Adam estuvo tentado de llamarla en el acto para tranquilizarla. Pero en París no eran todavía las siete de la mañana. Prefirió escribirle.
«Dolores, amor mío:
»No necesito mentir para decirte palabras tranquilizadoras. No eres persona que concites la mentira, y por eso te quise desde la primera vez que nos encontramos. Te quise, te quiero y nunca dejaré de quererte. No eres la última por ahora de mis compañeras: eres la mujer que busqué constante y desesperadamente y que tuve la suerte y el privilegio de encontrar un día.
»No es frecuente hallar en una persona tanta rectitud sin rastro alguno de mojigatería. Y ese "pacto" tan raro que hiciste con Semi ilustra poderosamente esto que acabo de decir.
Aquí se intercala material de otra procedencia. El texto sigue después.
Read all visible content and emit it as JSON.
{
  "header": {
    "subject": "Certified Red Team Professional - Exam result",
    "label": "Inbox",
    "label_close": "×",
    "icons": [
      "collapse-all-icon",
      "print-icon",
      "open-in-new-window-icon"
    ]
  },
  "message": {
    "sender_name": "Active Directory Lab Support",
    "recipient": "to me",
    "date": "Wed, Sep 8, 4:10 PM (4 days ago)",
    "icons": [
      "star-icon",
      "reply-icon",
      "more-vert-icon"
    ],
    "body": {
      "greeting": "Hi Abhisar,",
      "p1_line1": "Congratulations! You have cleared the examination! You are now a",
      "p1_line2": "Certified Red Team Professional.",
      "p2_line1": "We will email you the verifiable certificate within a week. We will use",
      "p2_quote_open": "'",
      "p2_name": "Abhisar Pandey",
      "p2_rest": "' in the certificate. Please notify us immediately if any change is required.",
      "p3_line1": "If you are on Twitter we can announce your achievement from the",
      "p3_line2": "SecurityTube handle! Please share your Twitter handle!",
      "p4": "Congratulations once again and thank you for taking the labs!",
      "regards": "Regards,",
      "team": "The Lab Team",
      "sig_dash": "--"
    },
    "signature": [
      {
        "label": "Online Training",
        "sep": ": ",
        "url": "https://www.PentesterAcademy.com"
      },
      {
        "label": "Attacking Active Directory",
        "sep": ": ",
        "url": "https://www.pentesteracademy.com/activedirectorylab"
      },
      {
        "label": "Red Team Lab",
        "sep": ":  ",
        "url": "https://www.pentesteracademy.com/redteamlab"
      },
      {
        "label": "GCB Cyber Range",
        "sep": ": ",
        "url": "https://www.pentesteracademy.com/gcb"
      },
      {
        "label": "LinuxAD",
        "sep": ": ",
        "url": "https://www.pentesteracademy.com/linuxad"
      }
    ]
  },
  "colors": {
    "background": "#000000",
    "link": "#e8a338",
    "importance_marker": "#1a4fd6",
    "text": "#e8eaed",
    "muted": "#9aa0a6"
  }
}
Había que ser audaz para tomar esa decisión. Tú fuiste en sentido contrario de esa sensatez "peatonal" que prevalece en nuestros días, y quiero que sepas que nunca permitiré que lamentes esa audacia.
»Lo que explicas de mis motivaciones encaja con lo que yo sentí personalmente, y aunque en mi comportamiento había algo infantil, el tuyo fue noble y generoso, y no tienes nada de que avergonzarte. Digo "infantil” porque las teorías que nos seducían en la década de los setenta en lo relacionado con las parejas, que tenían que estar "abiertas" a todas las experiencias, eran recetas para el desastre. No era sino un chiquillo que absorbía como un papel secante las fantasías caprichosas importadas de Francia o de las universidades norteamericanas, sobre todo las que les resultaban halagüeñas a mis obsesiones adolescentes.
»Con el tiempo, ya estoy de vuelta de eso, como de tantas otras cosas. Pero algo queda, de lo que reniego. Me parece infantil la idea de una pareja en la que se cuelen todas las corrientes de aire, pero tampoco siento demasiado aprecio por las parejas que huelen a cerrado; y sólo siento desprecio por la pareja a la antigua, basada en la sumisión de la mujer al hombre, o en la mujer que castra al hombre, o en las dos cosas a un tiempo. Si tuviera que exponer las cosas en las que creo en este aspecto, diría: la complicidad, la ternura y el derecho a equivocarse.
»En todos y cada uno de estos tres criterios, nuestra pareja me parece ejemplar, y lo que acaba de suceder no hace sino reafirmar la fe que tengo puesta en su valía, su belleza y su perennidad.
»Te quiero, mi preciosa argentina, y te estrecho en los brazos con ternura para que se te calme el corazón […]»
Firmó con el nombre cariñoso con que lo llamaba Dolores: «Mito», una abreviatura de «Adamito».